Our results illustrate that PCT levels did not differ between sepsis survivors and non-survivors. However, Cox regression analysis demonstrated that PCT was associated with a high 28-day mortality rate in patients with sepsis. Through an analysis of 249 patients who were suspected of having sepsis in the emergency department, Lee et al. also reported that PCT was not an independent predictor for mortality [37]. Manifold studies have been published on PCT in sepsis, with some conflicting results on whether PCT can predict prognosis in patients with sepsis. Comparison of 159 survivors and 26 non-survivors of sepsis with suspected bacterial infections showed that PCT could predict poor prognosis of sepsis [38], in agreement with the results of Yang [39] and Mustafic [40]. This difference may be related to the number of study participants and the types of pathogens, even the infection sites causing sepsis.

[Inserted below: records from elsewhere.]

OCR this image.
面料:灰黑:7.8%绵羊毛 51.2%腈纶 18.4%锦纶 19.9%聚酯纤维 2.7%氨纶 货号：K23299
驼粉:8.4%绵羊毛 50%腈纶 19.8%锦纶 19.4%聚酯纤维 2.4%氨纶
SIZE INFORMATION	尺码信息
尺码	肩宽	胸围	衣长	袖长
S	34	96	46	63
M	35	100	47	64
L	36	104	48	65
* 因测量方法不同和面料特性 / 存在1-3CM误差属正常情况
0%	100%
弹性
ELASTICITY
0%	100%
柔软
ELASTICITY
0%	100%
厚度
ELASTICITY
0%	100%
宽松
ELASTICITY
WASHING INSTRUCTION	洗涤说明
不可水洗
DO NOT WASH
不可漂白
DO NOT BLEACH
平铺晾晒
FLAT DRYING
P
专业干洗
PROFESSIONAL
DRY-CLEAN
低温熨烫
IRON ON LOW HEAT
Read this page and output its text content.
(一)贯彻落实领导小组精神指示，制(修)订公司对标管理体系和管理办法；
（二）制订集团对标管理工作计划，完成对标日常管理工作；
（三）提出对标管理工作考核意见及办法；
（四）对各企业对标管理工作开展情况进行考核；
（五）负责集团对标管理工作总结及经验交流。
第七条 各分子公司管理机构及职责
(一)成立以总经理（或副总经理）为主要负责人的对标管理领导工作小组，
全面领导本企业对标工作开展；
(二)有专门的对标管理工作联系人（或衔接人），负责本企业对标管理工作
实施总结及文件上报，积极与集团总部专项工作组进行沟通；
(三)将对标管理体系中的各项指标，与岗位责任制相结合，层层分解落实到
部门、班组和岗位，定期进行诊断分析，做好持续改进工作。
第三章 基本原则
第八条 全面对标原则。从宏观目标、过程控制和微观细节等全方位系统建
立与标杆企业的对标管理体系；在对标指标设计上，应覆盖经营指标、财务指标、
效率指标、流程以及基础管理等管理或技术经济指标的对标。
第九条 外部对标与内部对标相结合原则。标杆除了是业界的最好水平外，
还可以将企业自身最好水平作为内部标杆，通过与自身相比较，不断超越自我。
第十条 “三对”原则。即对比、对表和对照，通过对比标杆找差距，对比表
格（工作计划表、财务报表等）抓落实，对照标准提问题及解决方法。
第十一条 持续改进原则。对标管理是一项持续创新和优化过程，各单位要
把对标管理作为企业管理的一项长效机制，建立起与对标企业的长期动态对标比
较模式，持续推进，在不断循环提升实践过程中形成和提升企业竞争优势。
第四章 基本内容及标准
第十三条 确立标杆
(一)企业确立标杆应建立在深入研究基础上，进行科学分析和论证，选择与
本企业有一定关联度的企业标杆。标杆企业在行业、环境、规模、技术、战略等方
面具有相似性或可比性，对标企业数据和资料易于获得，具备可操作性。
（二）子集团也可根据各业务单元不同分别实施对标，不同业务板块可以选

Our study had some limitations. First, LDNs and MDSCs were isolated using density gradient centrifugation, making it difficult to integrate them into routine clinical practice. Second, we did not continuously monitor LDNs and MDSC subsets to determine their dynamic changes. Furthermore, studies are needed to examine a larger number of samples and patients from another research center to increase the diversity of the patient cohorts.

Conclusion

Our study showed that LDN and MDSC subsets exhibit good diagnostic performances for infection and sepsis. MDSC was a diagnostic biomarker comparable to CRP and PCT, in infection and sepsis, including for distinguishing sepsis from infection. Notably, M-MSDCs levels were higher in non-survivors than in survivors of sepsis. M-MDSCs showed potential as prognostic biomarker of sepsis and may be useful to predict 28-day hospital mortality in patients with sepsis.